EA few meters above today’s entrance to the Pyramid of Cheops, something strange can be seen: in a notch in the sloped facade of the world-famous limestone body in Giza, outside the gates of Cairo, there are two corners made of four smooth-hewn blocks of stone, each about two meters wide. The tips of these so-called chevrons point upwards like a gable, and the passage through which the sarcophagus containing the mummy of Pharaoh Cheops, aka Khufu, was once pushed into the interior of the mighty building in the middle of the 26th century BC actually begins below them. The cave-like tunnel ten stone layers below, through which tourists enter the pyramid today, was only built around the year 820 AD in the time of the Abbasid caliph al Ma’mun. By then the pharaoh’s burial chamber had probably been plundered long ago.
This so-called King’s Chamber, made up of enormous blocks of the most beautiful rose granite and protected from the full weight of the stone masses above by a system of relief chambers, is only one of three rooms inside the pyramid, which also contains a number of passages and shafts. Below is the amazing “Great Gallery” through which one enters the King’s Chamber. For a long time, the question was whether there were other cavities. Still, the other two great pyramids at Giza, those of Chephren and Menkaure, are – apart from the access corridors – solid bodies throughout; their burial chambers lie below ground level in the bedrock. But actually: The Cheops pyramid still contains at least one previously untrodden cavity – just above the original entrance, behind those chevrons. And researchers from the Technical University of Munich were even able to take a look inside.
Previously, the existence of the chamber had to be confirmed by measurements made by scientists from France, Japan and Egypt now published in Nature Communications have. However, they had not entered the new chamber to do so. Rather, the researchers saw them when they illuminated this part of the Cheops pyramid, so to speak. However, not with X-rays but with muons. These unstable elementary particles, heavier variants of electrons, are formed in the Earth’s atmosphere when high-energy particles from space shatter atomic nuclei in the molecules of the Earth’s atmosphere.
Cosmic muons illuminate the tomb
On average, around a hundred muons hit every square meter of earth’s surface every second. Many of them are energetic enough to penetrate thick layers of rock. If one compares the muon streams in the open air with those in an underground passage, the density of the material in between can be determined.

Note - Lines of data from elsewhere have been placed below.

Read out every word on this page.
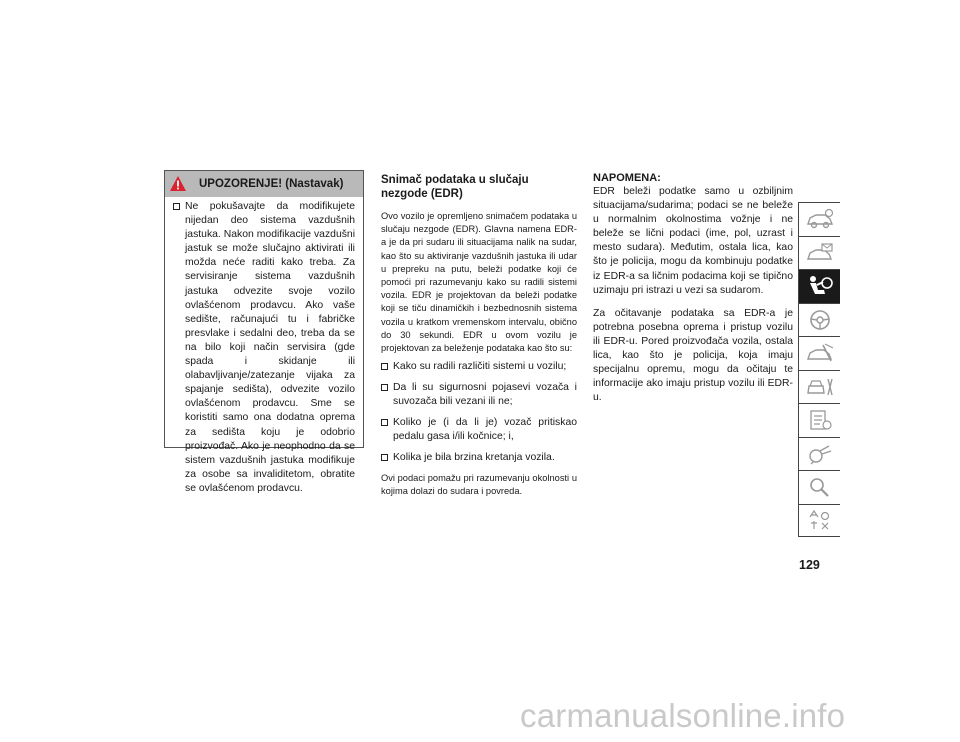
UPOZORENJE! (Nastavak)
Ne pokušavajte da modifikujete nijedan deo sistema vazdušnih jastuka. Nakon modifikacije vazdušni jastuk se može slučajno aktivirati ili možda neće raditi kako treba. Za servisiranje sistema vazdušnih jastuka odvezite svoje vozilo ovlašćenom prodavcu. Ako vaše sedište, računajući tu i fabričke presvlake i sedalni deo, treba da se na bilo koji način servisira (gde spada i skidanje ili olabavljivanje/zatezanje vijaka za spajanje sedišta), odvezite vozilo ovlašćenom prodavcu. Sme se koristiti samo ona dodatna oprema za sedišta koju je odobrio proizvođač. Ako je neophodno da se sistem vazdušnih jastuka modifikuje za osobe sa invaliditetom, obratite se ovlašćenom prodavcu.
Snimač podataka u slučaju nezgode (EDR)

Ovo vozilo je opremljeno snimačem podataka u slučaju nezgode (EDR). Glavna namena EDR-a je da pri sudaru ili situacijama nalik na sudar, kao što su aktiviranje vazdušnih jastuka ili udar u prepreku na putu, beleži podatke koji će pomoći pri razumevanju kako su radili sistemi vozila. EDR je projektovan da beleži podatke koji se tiču dinamičkih i bezbednosnih sistema vozila u kratkom vremenskom intervalu, obično do 30 sekundi. EDR u ovom vozilu je projektovan za beleženje podataka kao što su:

Kako su radili različiti sistemi u vozilu;
Da li su sigurnosni pojasevi vozača i suvozača bili vezani ili ne;
Koliko je (i da li je) vozač pritiskao pedalu gasa i/ili kočnice; i,
Kolika je bila brzina kretanja vozila.

Ovi podaci pomažu pri razumevanju okolnosti u kojima dolazi do sudara i povreda.

NAPOMENA:

EDR beleži podatke samo u ozbiljnim situacijama/sudarima; podaci se ne beleže u normalnim okolnostima vožnje i ne beleže se lični podaci (ime, pol, uzrast i mesto sudara). Međutim, ostala lica, kao što je policija, mogu da kombinuju podatke iz EDR-a sa ličnim podacima koji se tipično uzimaju pri istrazi u vezi sa sudarom.

Za očitavanje podataka sa EDR-a je potrebna posebna oprema i pristup vozilu ili EDR-u. Pored proizvođača vozila, ostala lica, kao što je policija, koja imaju specijalnu opremu, mogu da očitaju te informacije ako imaju pristup vozilu ili EDR-u.

129
carmanualsonline.info
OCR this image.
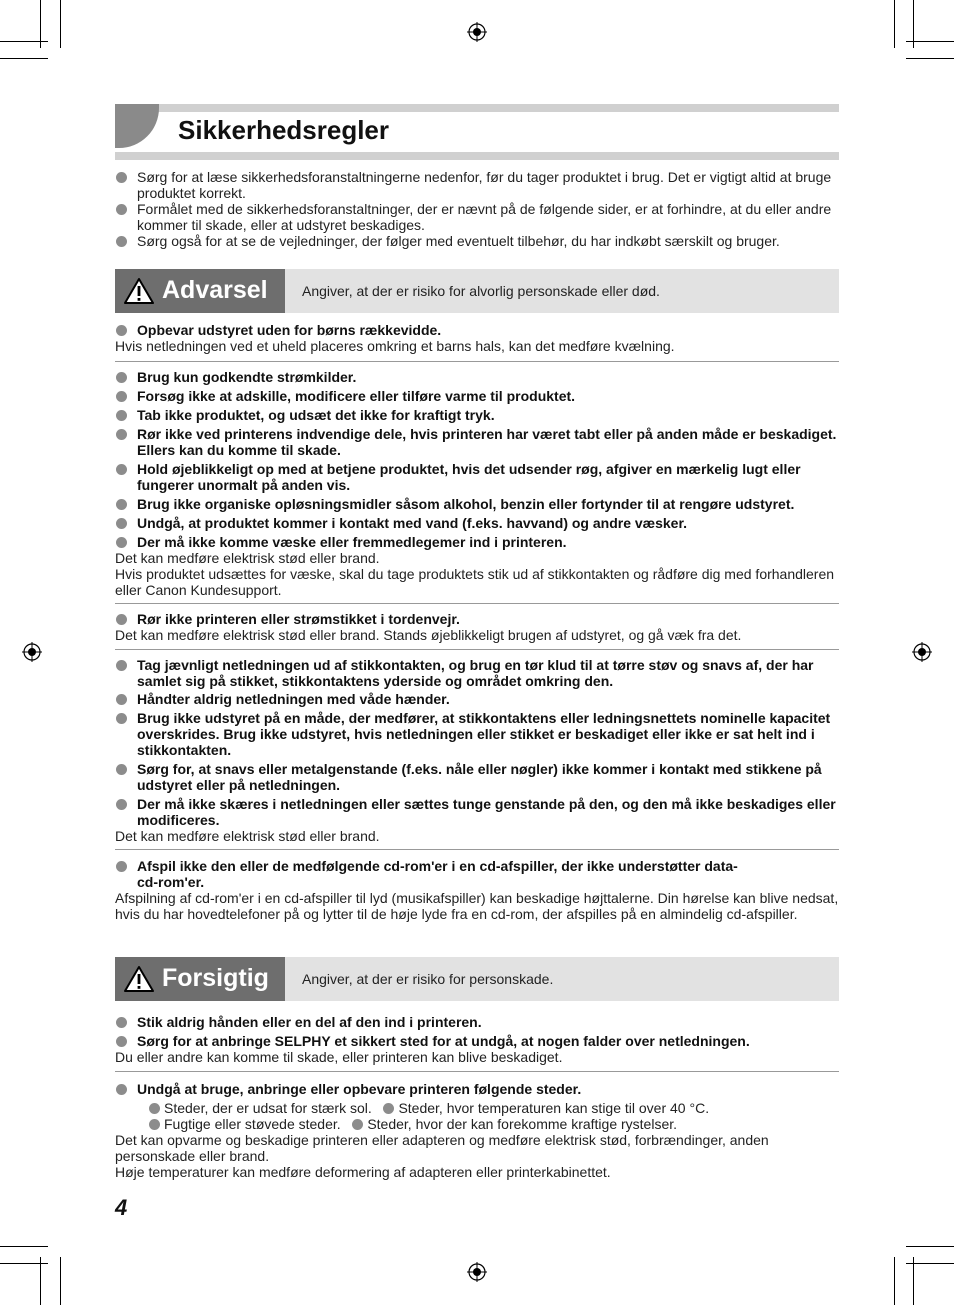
Sikkerhedsregler

Sørg for at læse sikkerhedsforanstaltningerne nedenfor, før du tager produktet i brug. Det er vigtigt altid at bruge produktet korrekt.

Formålet med de sikkerhedsforanstaltninger, der er nævnt på de følgende sider, er at forhindre, at du eller andre kommer til skade, eller at udstyret beskadiges.

Sørg også for at se de vejledninger, der følger med eventuelt tilbehør, du har indkøbt særskilt og bruger.

Advarsel Angiver, at der er risiko for alvorlig personskade eller død.

Opbevar udstyret uden for børns rækkevidde.

Hvis netledningen ved et uheld placeres omkring et barns hals, kan det medføre kvælning.

Brug kun godkendte strømkilder.

Forsøg ikke at adskille, modificere eller tilføre varme til produktet.

Tab ikke produktet, og udsæt det ikke for kraftigt tryk.

Rør ikke ved printerens indvendige dele, hvis printeren har været tabt eller på anden måde er beskadiget. Ellers kan du komme til skade.

Hold øjeblikkeligt op med at betjene produktet, hvis det udsender røg, afgiver en mærkelig lugt eller fungerer unormalt på anden vis.

Brug ikke organiske opløsningsmidler såsom alkohol, benzin eller fortynder til at rengøre udstyret.

Undgå, at produktet kommer i kontakt med vand (f.eks. havvand) og andre væsker.

Der må ikke komme væske eller fremmedlegemer ind i printeren.

Det kan medføre elektrisk stød eller brand.

Hvis produktet udsættes for væske, skal du tage produktets stik ud af stikkontakten og rådføre dig med forhandleren eller Canon Kundesupport.

Rør ikke printeren eller strømstikket i tordenvejr.

Det kan medføre elektrisk stød eller brand. Stands øjeblikkeligt brugen af udstyret, og gå væk fra det.

Tag jævnligt netledningen ud af stikkontakten, og brug en tør klud til at tørre støv og snavs af, der har samlet sig på stikket, stikkontaktens yderside og området omkring den.

Håndter aldrig netledningen med våde hænder.

Brug ikke udstyret på en måde, der medfører, at stikkontaktens eller ledningsnettets nominelle kapacitet overskrides. Brug ikke udstyret, hvis netledningen eller stikket er beskadiget eller ikke er sat helt ind i stikkontakten.

Sørg for, at snavs eller metalgenstande (f.eks. nåle eller nøgler) ikke kommer i kontakt med stikkene på udstyret eller på netledningen.

Der må ikke skæres i netledningen eller sættes tunge genstande på den, og den må ikke beskadiges eller modificeres.

Det kan medføre elektrisk stød eller brand.

Afspil ikke den eller de medfølgende cd-rom'er i en cd-afspiller, der ikke understøtter data-cd-rom'er.

Afspilning af cd-rom'er i en cd-afspiller til lyd (musikafspiller) kan beskadige højttalerne. Din hørelse kan blive nedsat, hvis du har hovedtelefoner på og lytter til de høje lyde fra en cd-rom, der afspilles på en almindelig cd-afspiller.

Forsigtig Angiver, at der er risiko for personskade.

Stik aldrig hånden eller en del af den ind i printeren.

Sørg for at anbringe SELPHY et sikkert sted for at undgå, at nogen falder over netledningen.

Du eller andre kan komme til skade, eller printeren kan blive beskadiget.

Undgå at bruge, anbringe eller opbevare printeren følgende steder.

Steder, der er udsat for stærk sol. Steder, hvor temperaturen kan stige til over 40 °C.

Fugtige eller støvede steder. Steder, hvor der kan forekomme kraftige rystelser.

Det kan opvarme og beskadige printeren eller adapteren og medføre elektrisk stød, forbrændinger, anden personskade eller brand.

Høje temperaturer kan medføre deformering af adapteren eller printerkabinettet.

4
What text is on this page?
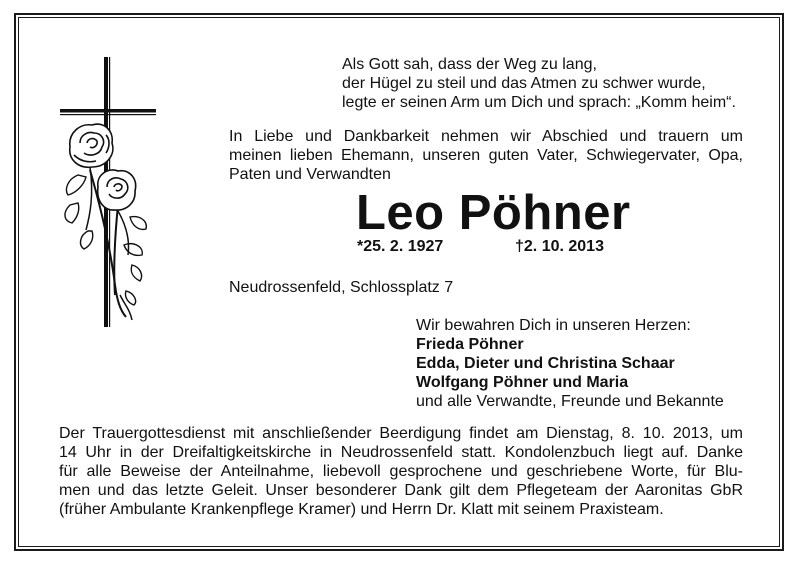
Als Gott sah, dass der Weg zu lang,
der Hügel zu steil und das Atmen zu schwer wurde,
legte er seinen Arm um Dich und sprach: „Komm heim“.
In Liebe und Dankbarkeit nehmen wir Abschied und trauern um
meinen lieben Ehemann, unseren guten Vater, Schwiegervater, Opa,
Paten und Verwandten
Leo Pöhner
*25. 2. 1927	†2. 10. 2013
Neudrossenfeld, Schlossplatz 7
Wir bewahren Dich in unseren Herzen:
Frieda Pöhner
Edda, Dieter und Christina Schaar
Wolfgang Pöhner und Maria
und alle Verwandte, Freunde und Bekannte
Der Trauergottesdienst mit anschließender Beerdigung findet am Dienstag, 8. 10. 2013, um
14 Uhr in der Dreifaltigkeitskirche in Neudrossenfeld statt. Kondolenzbuch liegt auf. Danke
für alle Beweise der Anteilnahme, liebevoll gesprochene und geschriebene Worte, für Blu-
men und das letzte Geleit. Unser besonderer Dank gilt dem Pflegeteam der Aaronitas GbR
(früher Ambulante Krankenpflege Kramer) und Herrn Dr. Klatt mit seinem Praxisteam.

By determining the direction from which the muons hit the detectors positioned underground, it is also possible to determine more precisely where the rock that has been screened in this way is denser than usual – or where there are cavities in it, for example. By the end of the 1960s, Luiz Alvarez, winner of the Nobel Prize in Physics, had already concluded by means of muon detectors set up in Chephren’s burial chamber that his pyramid probably contained no further chambers.
Of course, this has long been tried out for the Cheops pyramid. In 2013, researchers from the Commissariat à l’énergie atomique et aux énergies alternatives (CEA) in Paris joined forces with those from Egypt and from Nagoya University in Japan for the “Scan Pyramids Mission”. And they did see something: In 2016, their measurements corroborated earlier evidence from infrared measurements that the pyramid behind the chevrons may be hollow. In 2017, the Scan Pyramids team attracted a great deal of attention with a Publication in “Nature” with evidence of a Big Void above the Great Gallery. However, the muon measurements were too inaccurate to determine the shape and location of these hidden chambers – and whether they really are real volumes deliberately left hollow by the builders and not just areas in the structure where the limestone blocks that make up the pyramid exists, were only set a little more loosely than usual.